Tworzyli dla niej najlepsi
Współpracowała z najlepszymi w tamtych czasach pisarzami i kompozytorami. Wśród nich można wymienić m.in. Seweryna Krajewskiego, Jacka Cygana, Jonasza Koftę i Krzesimira Dębskiego. Współpracowała także ze Zbigniewem Wodeckim i Romualdem Lipko. Ten drugi był zresztą autorem muzyki do kultowego utworu "Aleją gwiazd".
- To bez dwóch zdań jeden z najwspanialszych głosów w historii polskiej piosenki - mówił o Sośnickiej Romuald Lipko w rozmowie z Onetem.
Przerwana kariera Zdzisławy Sośnickiej
Choć sama nigdy wiele nie zdradzała na temat swojego prywatnego życia, jej mężem jest Jerzy Bajer. Małżeństwo nie ma dzieci. Razem z mężem wybudowali dom Konstancinie, gdzie zamieszkała, gdy postanowiła zniknąć i od lat 90. ograniczyć koncertowanie. Jak sama przyznała, po wielu latach kariery była po prostu zmęczona.
– Nie chciałam mieszkać w domu, do którego przyjeżdżam jednego dnia tylko po to, by następnego wyjechać. Zaczęłam zadawać sobie pytania, czy bez śpiewania potrafię być szczęśliwa i żyć w zgodzie ze sobą – mówiła w rozmowie z Onetem.
Chwilowy powrót na scenę i ostateczna decyzja po śmierci Wodeckiego
Po kilku latach i namowach przyjaciół - Romualda Lipko i Zbigniewa Wodeckiego - Sośnicka wróciła na scenę. W tamtym czasie powstał m.in. utwór "Wokół ciebie krąży cały świat", a także nagrano niezapomniany duet do piosenki "Z tobą chcę oglądać świat". W 2015 roku ukazała się nowa płyta wokalistki - "Tańcz, jakby płonął świat", jednak niedługo potem Sośnicka ponownie zniknęła.
Ostateczna decyzja o zakończeniu kariery miała związek ze śmiercią Wodeckiego.
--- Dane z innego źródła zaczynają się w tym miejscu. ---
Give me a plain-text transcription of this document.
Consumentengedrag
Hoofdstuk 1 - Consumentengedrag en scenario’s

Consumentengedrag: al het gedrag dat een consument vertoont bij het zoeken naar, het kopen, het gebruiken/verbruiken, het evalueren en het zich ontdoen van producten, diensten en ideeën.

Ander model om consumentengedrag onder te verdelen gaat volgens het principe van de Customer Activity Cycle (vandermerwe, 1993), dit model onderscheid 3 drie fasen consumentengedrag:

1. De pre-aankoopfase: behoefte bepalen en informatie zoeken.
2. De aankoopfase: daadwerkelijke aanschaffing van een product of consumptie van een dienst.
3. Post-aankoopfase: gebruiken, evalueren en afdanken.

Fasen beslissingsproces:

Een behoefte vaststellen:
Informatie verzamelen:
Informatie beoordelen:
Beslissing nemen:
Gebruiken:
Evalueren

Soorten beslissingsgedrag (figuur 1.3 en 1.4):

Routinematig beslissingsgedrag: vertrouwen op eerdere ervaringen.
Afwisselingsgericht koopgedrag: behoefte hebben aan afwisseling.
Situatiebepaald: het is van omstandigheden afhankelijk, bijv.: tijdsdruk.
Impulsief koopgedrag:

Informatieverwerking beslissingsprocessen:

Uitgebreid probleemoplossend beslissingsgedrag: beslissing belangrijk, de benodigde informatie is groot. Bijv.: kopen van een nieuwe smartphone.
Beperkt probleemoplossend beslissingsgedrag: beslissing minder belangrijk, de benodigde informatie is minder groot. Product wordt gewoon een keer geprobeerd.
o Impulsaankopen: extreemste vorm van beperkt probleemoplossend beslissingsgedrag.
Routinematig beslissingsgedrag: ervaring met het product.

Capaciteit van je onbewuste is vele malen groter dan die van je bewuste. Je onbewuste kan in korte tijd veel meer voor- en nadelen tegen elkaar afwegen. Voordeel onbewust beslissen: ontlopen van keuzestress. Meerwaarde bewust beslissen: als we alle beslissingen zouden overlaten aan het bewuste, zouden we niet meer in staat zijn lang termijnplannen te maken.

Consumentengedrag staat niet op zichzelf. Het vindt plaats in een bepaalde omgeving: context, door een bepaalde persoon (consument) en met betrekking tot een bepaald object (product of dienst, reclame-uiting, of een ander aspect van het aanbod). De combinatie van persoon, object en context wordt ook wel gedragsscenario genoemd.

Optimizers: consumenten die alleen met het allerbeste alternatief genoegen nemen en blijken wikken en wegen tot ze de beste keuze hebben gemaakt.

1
- Wróciła do śpiewania tylko dla Zbyszka. Gdy patrzyła na reakcje widzów, dodawało jej to skrzydeł – pisał wtedy "Fakt", powołując się na swojego informatora. - Sama czuje się przed publicznością bardzo niepewnie. Zbyszek był jej podporą. Teraz znów zamknęła się w domu i nie chce mieć z nikim kontaktu – pisał wtedy tabloid.
Od tego czasu Zdzisława Sośnicka na scenie pojawia się okazjonalnie, szczególnie na koncertach poświęconych Zbigniewowi Wodeckiemu. W swojej autobiografii przyznała, że wiedzie spokojne życie z mężem i bardzo ją to cieszy.
29 sierpnia Zdzisława Sośnicka skończyła 77 lat.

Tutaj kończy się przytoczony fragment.